Relembrar e investigar o passado pode ser uma tarefa difícil, tanto em relação ao emocional quanto à real dificuldade de encontrar números de telefone, nomes e endereços dos parentes distantes. A artista visual Milene Gensas vivencia esses obstáculos durante sua investigação e procura por familiares que não migraram da Polônia nos anos 1930 como seu avô materno, que fez morada em Porto Alegre. É nessas horas que a imaginação toma conta do pensamento da artista, fotógrafa e arquiteta, que usa a tecnologia como alternativa para criar a realidade desconhecida sobre seus antepassados.
Essa união de imaginação e catalogação já está disponível na Sala Branca da Gravura Galeria (rua Corte Real, 647), com visitação aberta até o dia 1º de novembro, de segundas a sextas-feiras, das 9h30min às 18h30min, e aos sábados, das 9h30min às 13h30min, de forma gratuita. A exposição que tem curadoria de Maria Helena Bernardes foi batizada como Lacunas Ancestrais. Nela, o visitante encontrará fotos da família de Milene, imagens criadas por Inteligência Artificial, objetos e lembranças de uma história em que o fim ainda é desconhecido.
A pesquisa pela história daqueles que viveram antes de sua geração se deu por conta das redes sociais, a partir da busca pelo sobrenome em comum. Entre as diversas tentativas de contato, a arquiteta reuniu fotos, documentos e cartas guardadas por sua família e iniciou sua investigação sobre os irmãos de Aron, o avô materno que migrou sozinho para o Brasil e deixou seus pais, irmãos e amigos em uma Polônia prestes a ser invadida pelas forças alemãs.

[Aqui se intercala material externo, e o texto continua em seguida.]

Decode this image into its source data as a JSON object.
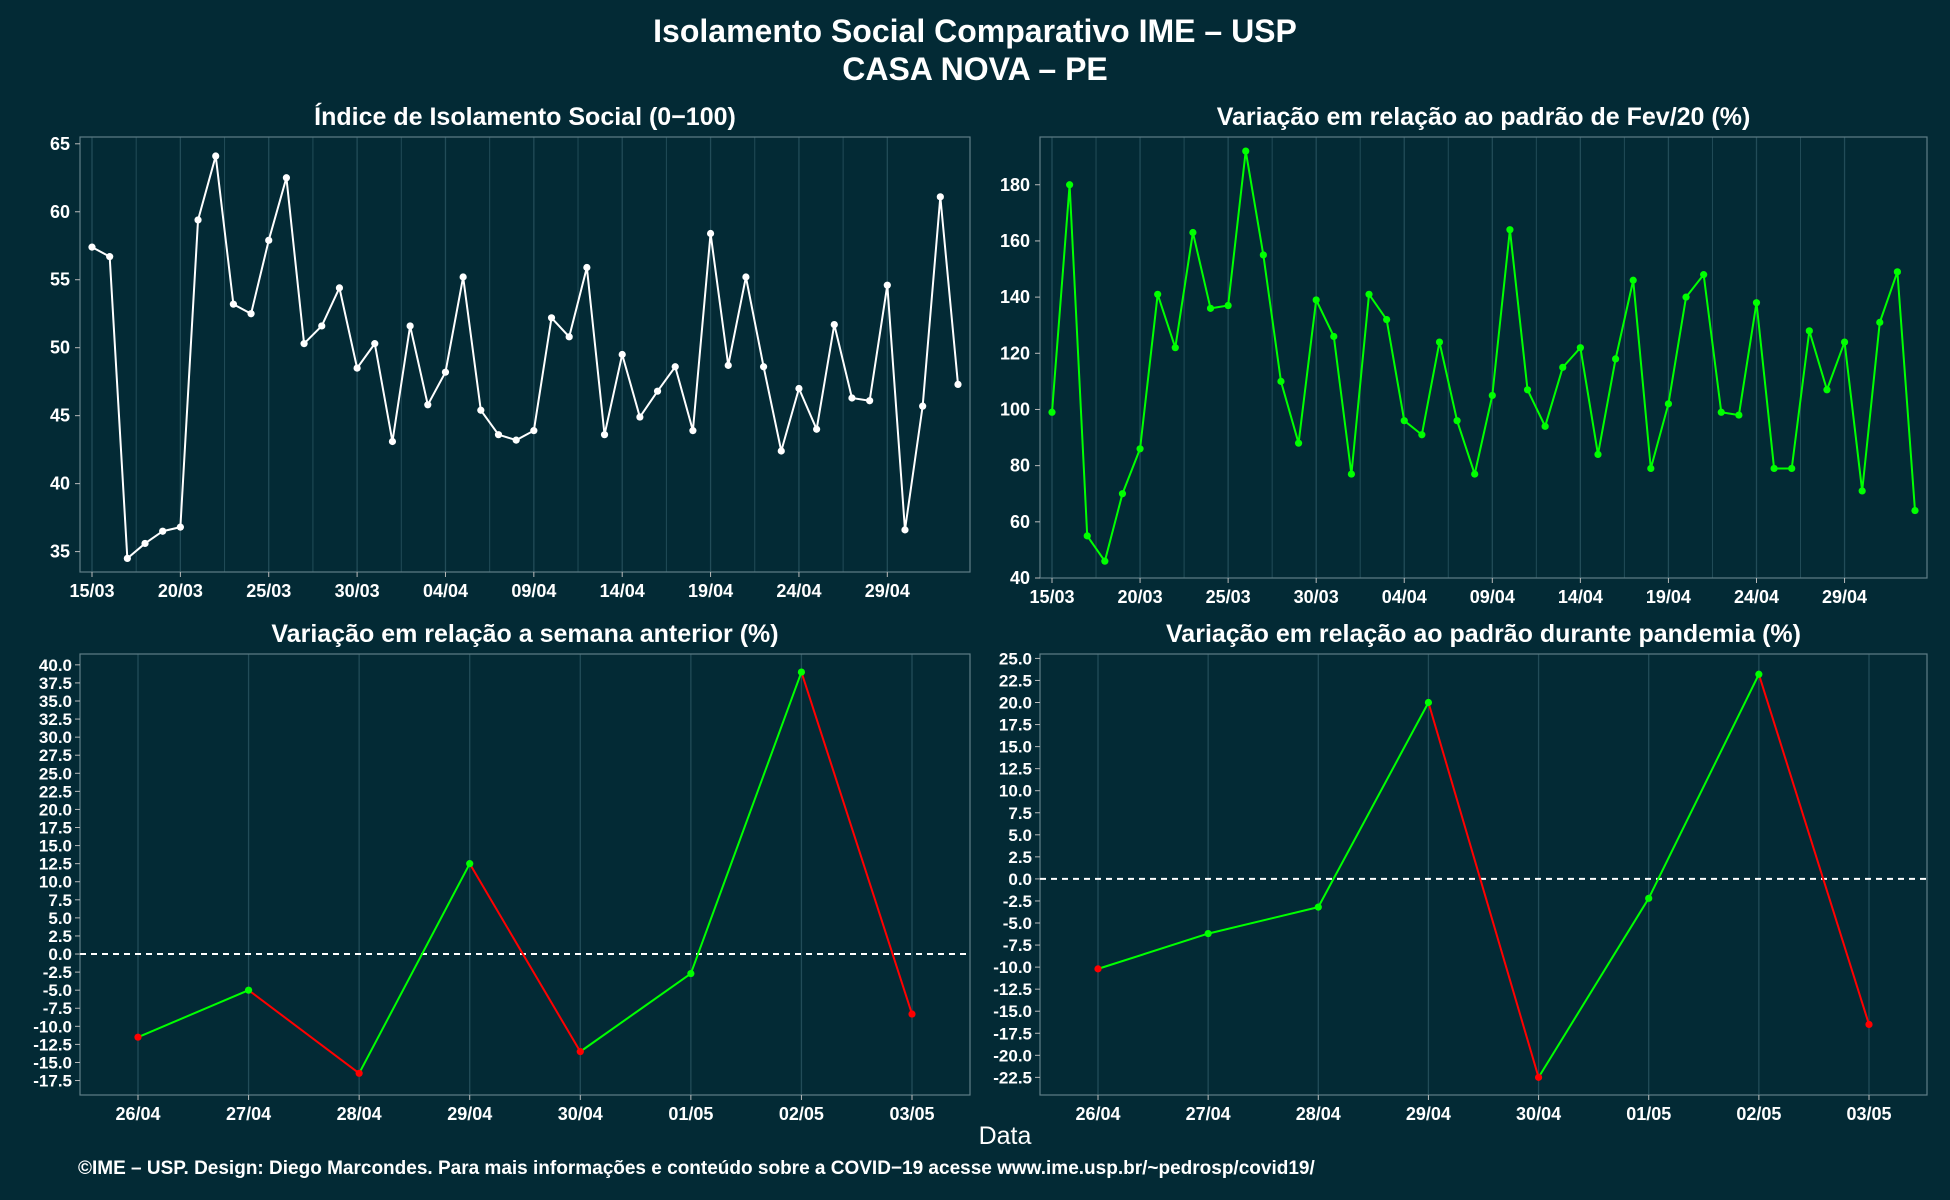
{
  "title": "Isolamento Social Comparativo IME – USP",
  "subtitle": "CASA NOVA – PE",
  "x_axis_label": "Data",
  "footer": "©IME – USP. Design: Diego Marcondes. Para mais informações e conteúdo sobre a COVID−19 acesse www.ime.usp.br/~pedrosp/covid19/",
  "colors": {
    "background": "#032a35",
    "grid": "#224c58",
    "white_line": "#ffffff",
    "green_line": "#00ff00",
    "red_line": "#ff0000",
    "dashed_zero": "#ffffff"
  },
  "chart_data": [
    {
      "type": "line",
      "title": "Índice de Isolamento Social (0−100)",
      "color": "white",
      "x_ticks": [
        "15/03",
        "20/03",
        "25/03",
        "30/03",
        "04/04",
        "09/04",
        "14/04",
        "19/04",
        "24/04",
        "29/04"
      ],
      "x": [
        "15/03",
        "16/03",
        "17/03",
        "18/03",
        "19/03",
        "20/03",
        "21/03",
        "22/03",
        "23/03",
        "24/03",
        "25/03",
        "26/03",
        "27/03",
        "28/03",
        "29/03",
        "30/03",
        "31/03",
        "01/04",
        "02/04",
        "03/04",
        "04/04",
        "05/04",
        "06/04",
        "07/04",
        "08/04",
        "09/04",
        "10/04",
        "11/04",
        "12/04",
        "13/04",
        "14/04",
        "15/04",
        "16/04",
        "17/04",
        "18/04",
        "19/04",
        "20/04",
        "21/04",
        "22/04",
        "23/04",
        "24/04",
        "25/04",
        "26/04",
        "27/04",
        "28/04",
        "29/04",
        "30/04",
        "01/05",
        "02/05",
        "03/05"
      ],
      "values": [
        57.4,
        56.7,
        34.5,
        35.6,
        36.5,
        36.8,
        59.4,
        64.1,
        53.2,
        52.5,
        57.9,
        62.5,
        50.3,
        51.6,
        54.4,
        48.5,
        50.3,
        43.1,
        51.6,
        45.8,
        48.2,
        55.2,
        45.4,
        43.6,
        43.2,
        43.9,
        52.2,
        50.8,
        55.9,
        43.6,
        49.5,
        44.9,
        46.8,
        48.6,
        43.9,
        58.4,
        48.7,
        55.2,
        48.6,
        42.4,
        47.0,
        44.0,
        51.7,
        46.3,
        46.1,
        54.6,
        36.6,
        45.7,
        61.1,
        47.3
      ],
      "yticks": [
        35,
        40,
        45,
        50,
        55,
        60,
        65
      ],
      "ylim": [
        33.5,
        65.5
      ]
    },
    {
      "type": "line",
      "title": "Variação em relação ao padrão de Fev/20 (%)",
      "color": "green",
      "x_ticks": [
        "15/03",
        "20/03",
        "25/03",
        "30/03",
        "04/04",
        "09/04",
        "14/04",
        "19/04",
        "24/04",
        "29/04"
      ],
      "x": [
        "15/03",
        "16/03",
        "17/03",
        "18/03",
        "19/03",
        "20/03",
        "21/03",
        "22/03",
        "23/03",
        "24/03",
        "25/03",
        "26/03",
        "27/03",
        "28/03",
        "29/03",
        "30/03",
        "31/03",
        "01/04",
        "02/04",
        "03/04",
        "04/04",
        "05/04",
        "06/04",
        "07/04",
        "08/04",
        "09/04",
        "10/04",
        "11/04",
        "12/04",
        "13/04",
        "14/04",
        "15/04",
        "16/04",
        "17/04",
        "18/04",
        "19/04",
        "20/04",
        "21/04",
        "22/04",
        "23/04",
        "24/04",
        "25/04",
        "26/04",
        "27/04",
        "28/04",
        "29/04",
        "30/04",
        "01/05",
        "02/05",
        "03/05"
      ],
      "values": [
        99,
        180,
        55,
        46,
        70,
        86,
        141,
        122,
        163,
        136,
        137,
        192,
        155,
        110,
        88,
        139,
        126,
        77,
        141,
        132,
        96,
        91,
        124,
        96,
        77,
        105,
        164,
        107,
        94,
        115,
        122,
        84,
        118,
        146,
        79,
        102,
        140,
        148,
        99,
        98,
        138,
        79,
        79,
        128,
        107,
        124,
        71,
        131,
        149,
        64
      ],
      "yticks": [
        40,
        60,
        80,
        100,
        120,
        140,
        160,
        180
      ],
      "ylim": [
        40,
        197
      ]
    },
    {
      "type": "line",
      "title": "Variação em relação a semana anterior (%)",
      "color": "segment: green when rising, red when falling",
      "x": [
        "26/04",
        "27/04",
        "28/04",
        "29/04",
        "30/04",
        "01/05",
        "02/05",
        "03/05"
      ],
      "values": [
        -11.5,
        -5.0,
        -16.5,
        12.5,
        -13.5,
        -2.7,
        39.0,
        -8.3
      ],
      "yticks": [
        -17.5,
        -15.0,
        -12.5,
        -10.0,
        -7.5,
        -5.0,
        -2.5,
        0.0,
        2.5,
        5.0,
        7.5,
        10.0,
        12.5,
        15.0,
        17.5,
        20.0,
        22.5,
        25.0,
        27.5,
        30.0,
        32.5,
        35.0,
        37.5,
        40.0
      ],
      "ylim": [
        -19.5,
        41.5
      ],
      "reference_line": 0
    },
    {
      "type": "line",
      "title": "Variação em relação ao padrão durante pandemia (%)",
      "color": "segment: green when rising, red when falling",
      "x": [
        "26/04",
        "27/04",
        "28/04",
        "29/04",
        "30/04",
        "01/05",
        "02/05",
        "03/05"
      ],
      "values": [
        -10.2,
        -6.2,
        -3.2,
        20.0,
        -22.5,
        -2.2,
        23.2,
        -16.5
      ],
      "yticks": [
        -22.5,
        -20.0,
        -17.5,
        -15.0,
        -12.5,
        -10.0,
        -7.5,
        -5.0,
        -2.5,
        0.0,
        2.5,
        5.0,
        7.5,
        10.0,
        12.5,
        15.0,
        17.5,
        20.0,
        22.5,
        25.0
      ],
      "ylim": [
        -24.5,
        25.5
      ],
      "reference_line": 0
    }
  ]
}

"No início do século XX, após a vinda do meu avô para o Brasil, a comunicação entre ele e parte de sua família que permaneceu lá foi tornando-se cada vez mais difícil até que, em dado momento, durante a Segunda Guerra, cessou, e os familiares que permaneceram na Polônia ficaram inacessíveis, sem deixar rastros dos seus destinos".
Nas paredes da Galeria, os diversos materiais e métodos de observação se mesclam à real história, seja pela grande carta impressa em tecido, o áudio feito por Milena contextualizando a história de sua família, o texto de abertura da exposição, as fotos ou a mala que seu avô trouxe com seus pertences. A imaginação se une à realidade e torna tudo ainda mais rico dentro da mente do visitante, que procura desvendar o mistério e encontrar a resposta do que aconteceu com os familiares de Milene.

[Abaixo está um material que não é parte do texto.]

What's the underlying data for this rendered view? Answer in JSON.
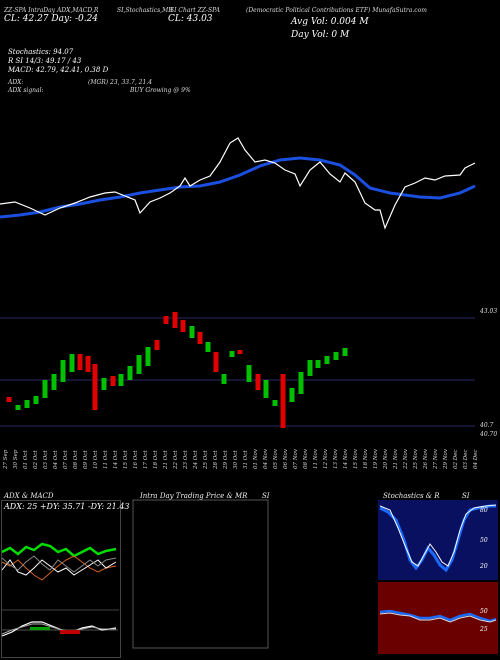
{
  "header": {
    "line1_left": "ZZ-SPA IntraDay ADX,MACD,R",
    "line1_mid": "SI,Stochastics,MR",
    "line1_symbol": "SI Chart ZZ-SPA",
    "line1_right": "(Democratic Political Contributions ETF) MunafaSutra.com",
    "price_left": "CL: 42.27 Day: -0.24",
    "price_close": "CL: 43.03",
    "avg_vol": "Avg Vol: 0.004  M",
    "day_vol": "Day Vol: 0  M"
  },
  "indicators": {
    "stoch": "Stochastics: 94.07",
    "rsi": "R              SI 14/3: 49.17 / 43",
    "macd": "MACD: 42.79, 42.41, 0.38  D",
    "adx": "ADX:",
    "adx_vals": "(MGR) 23, 33.7, 21.4",
    "adx_signal": "ADX  signal:",
    "buy_signal": "BUY Growing @ 9%"
  },
  "price_axis": {
    "top": "43.03",
    "bottom1": "40.7",
    "bottom2": "40.70"
  },
  "dates": [
    "27 Sep",
    "30 Sep",
    "01 Oct",
    "02 Oct",
    "03 Oct",
    "04 Oct",
    "07 Oct",
    "08 Oct",
    "09 Oct",
    "10 Oct",
    "11 Oct",
    "14 Oct",
    "15 Oct",
    "16 Oct",
    "17 Oct",
    "18 Oct",
    "21 Oct",
    "22 Oct",
    "23 Oct",
    "24 Oct",
    "25 Oct",
    "28 Oct",
    "29 Oct",
    "30 Oct",
    "31 Oct",
    "01 Nov",
    "04 Nov",
    "05 Nov",
    "06 Nov",
    "07 Nov",
    "08 Nov",
    "11 Nov",
    "12 Nov",
    "13 Nov",
    "14 Nov",
    "15 Nov",
    "18 Nov",
    "19 Nov",
    "20 Nov",
    "21 Nov",
    "22 Nov",
    "25 Nov",
    "26 Nov",
    "27 Nov",
    "29 Nov",
    "02 Dec",
    "03 Dec",
    "04 Dec"
  ],
  "panels": {
    "adx_title": "ADX  & MACD",
    "adx_readout": "ADX: 25 +DY: 35.71 -DY: 21.43",
    "intraday_title": "Intra  Day Trading Price  & MR",
    "intraday_title2": "SI",
    "stoch_title": "Stochastics & R",
    "stoch_title2": "SI",
    "stoch_levels": [
      "80",
      "50",
      "20"
    ],
    "rsi_levels": [
      "50",
      "25"
    ]
  },
  "colors": {
    "ma": "#1a4fe0",
    "up": "#00c000",
    "down": "#e00000",
    "stoch_bg": "#0a1060",
    "rsi_bg": "#6a0000"
  }
}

A curiosidade que é construída a cada imagem vista pelo visitante permeia a mente da artista há muitos anos. "Sempre que eu vou em algum museu relacionado ao holocausto eu procuro o nome deles, para ver se eu acho alguma prova de que eles viveram ou que morreram. Mas não tem. É como se as pessoas não tivessem existido". Com essa falta de dados, não é incomum fantasiar sobre o que poderia ter acontecido. "Será mesmo que elas não estão vivas?".
Foi pensando nessa falsa esperança que Milene, através do uso de IA e programas de edição, cria uma realidade paralela onde seu avô nunca deixou o país de origem e cresceu ao lado de sua família, ou até mesmo uma outra em que a realidade e a ficção se mesclam entre fotografias, relatos e indagações. As lacunas aos poucos se preenchem por histórias, mesmo que não correspondam ao que realmente aconteceu na década de 1930. Porém, isso pode estar perto de mudar.
Em uma visita à casa de sua avó Milka, Milene conta que encontrou um bolo de cartas trocadas entre seu avô e familiares que viviam na Polônia. Ao traduzir algumas delas, descobriu que Aron embarcou no navio Neptúnia, que saiu do porto de Trieste no dia 20 de fevereiro de 1937 com o Brasil como destino final, dormindo na cabine 524, leito A. Ela também descobre que seu irmão lhe presenteou com uma mala, a exposta na galeria, guardada com tanto carinho pelo avô. A fotógrafa conta que preferiu deixar essa incógnita criar morada em sua cabeça por enquanto, mantendo a verdade escondida sob as dobras dos papéis. "Muito mais do que descobrir o que realmente aconteceu com eles, o que eu quero é que a história, seus nomes e rostos não se apaguem".
Sua intenção com os visitantes é de "dar voz a todos os imigrantes, que por alguma maneira tiveram de sair de suas casas, abandonar suas vidas. E não só imigrantes, mas qualquer pessoa que abandonou sua antiga vida por algum motivo". O momento, por mais triste que pareça ao imaginar os piores cenários, para a artista, é de celebração. "A hora é de agradecer e celebrar a vida, pois se a história não tivesse sido assim eu nem estaria aqui para mostrá-la."